Ele conta como sobreviveu, em 6 de agosto de 1945, à bomba nuclear jogada sobre a cidade japonesa de Hiroshima durante a Segunda Guerra Mundial. A bomba explodiu a cerca de 1,3 km de onde Morita estava. Na época, ele era soldado da polícia japonesa e tinha 21 anos.

A bomba explodiu bem no centro de Hiroshima, a 580 metros de altura, numa bola de fogo que atingiu cerca de 230 metros de raio. Calcula-se que no hipocentro – o ponto em terra exatamente abaixo da explosão –, a temperatura atingiu de 3.000 a 4.000 graus centígrados. É mais do que o dobro da temperatura necessária para fundir o ferro, em torno de 1.500 graus. Os dados são do livro The legacy of Hiroshima, do físico japonês Naomi Shohno, citado numa reportagem que Roberto Pompeu de Toledo publicou em 1995 – cinqüentenário da explosão – na revista Veja. “Foi como sofrer um esbarrão do sol”, definiu Pompeu de Toledo. Um esbarrão que tirou a vida de dezenas de milhares de seres humanos.

“Lembro-me como se fosse hoje. Eu estava caminhando nas ruas da cidade quando a bomba caiu. Primeiro foi um clarão, depois uma escuridão. Então começou uma chuva preta, e as pessoas que estavam queimadas abriam a boca para tomar aquela água contaminada. Eu via pessoas queimadas, dilaceradas, andando com as tripas arrastando pelo chão, a pele pendurada, pedindo água e implorando por socorro.” diz Morita, relembrando o inferno que viveu.

Morita foi diagnosticado com leucemia duas vezes enquanto ainda morava no Japão, onde fez tratamentos. Desde que se mudou para o Brasil, apesar de problemas de coração e diabetes, nunca mais teve leucemia. Ele veio para São Paulo justamente para melhorar a saúde.

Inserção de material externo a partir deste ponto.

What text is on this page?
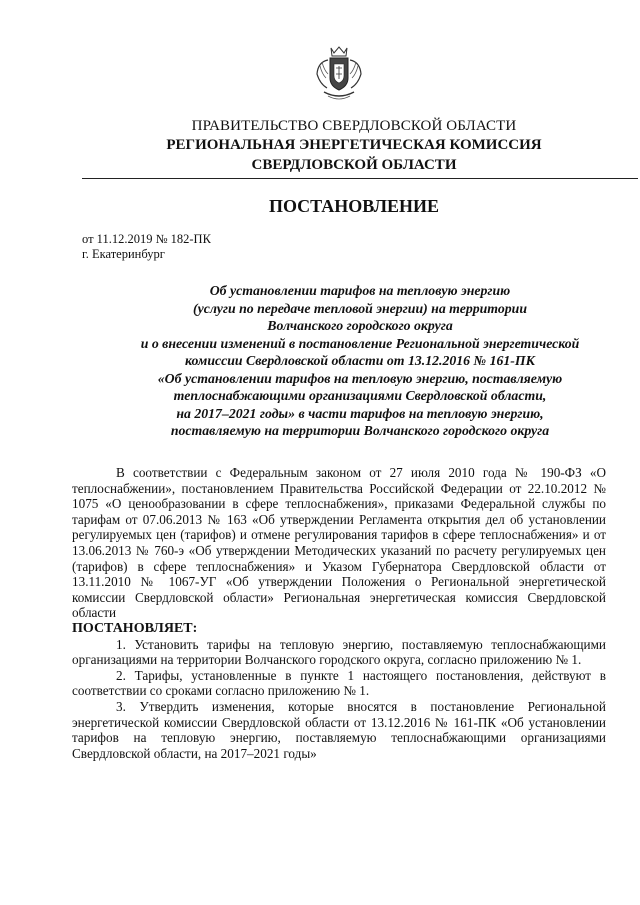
ПРАВИТЕЛЬСТВО СВЕРДЛОВСКОЙ ОБЛАСТИ
РЕГИОНАЛЬНАЯ ЭНЕРГЕТИЧЕСКАЯ КОМИССИЯ
СВЕРДЛОВСКОЙ ОБЛАСТИ
ПОСТАНОВЛЕНИЕ
от 11.12.2019 № 182-ПК
г. Екатеринбург
Об установлении тарифов на тепловую энергию
(услуги по передаче тепловой энергии) на территории
Волчанского городского округа
и о внесении изменений в постановление Региональной энергетической
комиссии Свердловской области от 13.12.2016 № 161-ПК
«Об установлении тарифов на тепловую энергию, поставляемую
теплоснабжающими организациями Свердловской области,
на 2017–2021 годы» в части тарифов на тепловую энергию,
поставляемую на территории Волчанского городского округа

В соответствии с Федеральным законом от 27 июля 2010 года № 190-ФЗ «О теплоснабжении», постановлением Правительства Российской Федерации от 22.10.2012 № 1075 «О ценообразовании в сфере теплоснабжения», приказами Федеральной службы по тарифам от 07.06.2013 № 163 «Об утверждении Регламента открытия дел об установлении регулируемых цен (тарифов) и отмене регулирования тарифов в сфере теплоснабжения» и от 13.06.2013 № 760-э «Об утверждении Методических указаний по расчету регулируемых цен (тарифов) в сфере теплоснабжения» и Указом Губернатора Свердловской области от 13.11.2010 № 1067-УГ «Об утверждении Положения о Региональной энергетической комиссии Свердловской области» Региональная энергетическая комиссия Свердловской области

ПОСТАНОВЛЯЕТ:

1. Установить тарифы на тепловую энергию, поставляемую теплоснабжающими организациями на территории Волчанского городского округа, согласно приложению № 1.

2. Тарифы, установленные в пункте 1 настоящего постановления, действуют в соответствии со сроками согласно приложению № 1.

3. Утвердить изменения, которые вносятся в постановление Региональной энергетической комиссии Свердловской области от 13.12.2016 № 161-ПК «Об установлении тарифов на тепловую энергию, поставляемую теплоснабжающими организациями Свердловской области, на 2017–2021 годы»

“Me falaram que São Paulo era uma cidade alta, com um bom ar. Aqui no país é bem melhor. Essa é a verdade. Quando saí do Japão estava doente da bomba atômica. Quando cheguei no Brasil acabou. A terra e o clima são muito bons, as pessoas, tudo. É o paraíso mesmo, aqui no Brasil”

Para o japonês, o cenário de destruição das cidades do Japão após a passagem do tsunami lembra a situação da cidade de Hiroshima após a bomba.

Takashi Morita

“Isso que está acontecendo no meu país me faz sofrer muito, é muito triste. Nós, os sobreviventes das bombas nucleares, lutamos pela paz e contra a energia nuclear. A radiação é a pior arma que existe. Não tem cheiro, não podemos vê-la, não tem barulho, não deixa rastro. As pessoas vão sentir seus efeitos ao longo do tempo”, diz o comerciante. Hoje, ele é presidente da Associação das Vítimas da Bomba Atômica no Brasil, que integra 120 sobreviventes da tragédia e seus descendentes.

Quando a bomba atômica atingiu Hiroshima, o soldado vestia uniforme militar e acredita que por isso foi protegido. Como usava boné, também não teve problemas no rosto, mas sofreu uma queimadura grave na nuca, o que o impediu de continuar ajudando no resgate das vítimas por muito tempo.

“Depois da bomba, todos os sobreviventes deixaram Hiroshima, porque a radiação se alastrava. Mas eu fiquei durante dois dias, só carregando corpos, ajudando pessoas. Nestes dois dias, não comi nem bebi nada na cidade. Tudo podia estar contaminado e me contaminar por dentro. Se a radiação entra dentro de nós, daí não tem salvação”.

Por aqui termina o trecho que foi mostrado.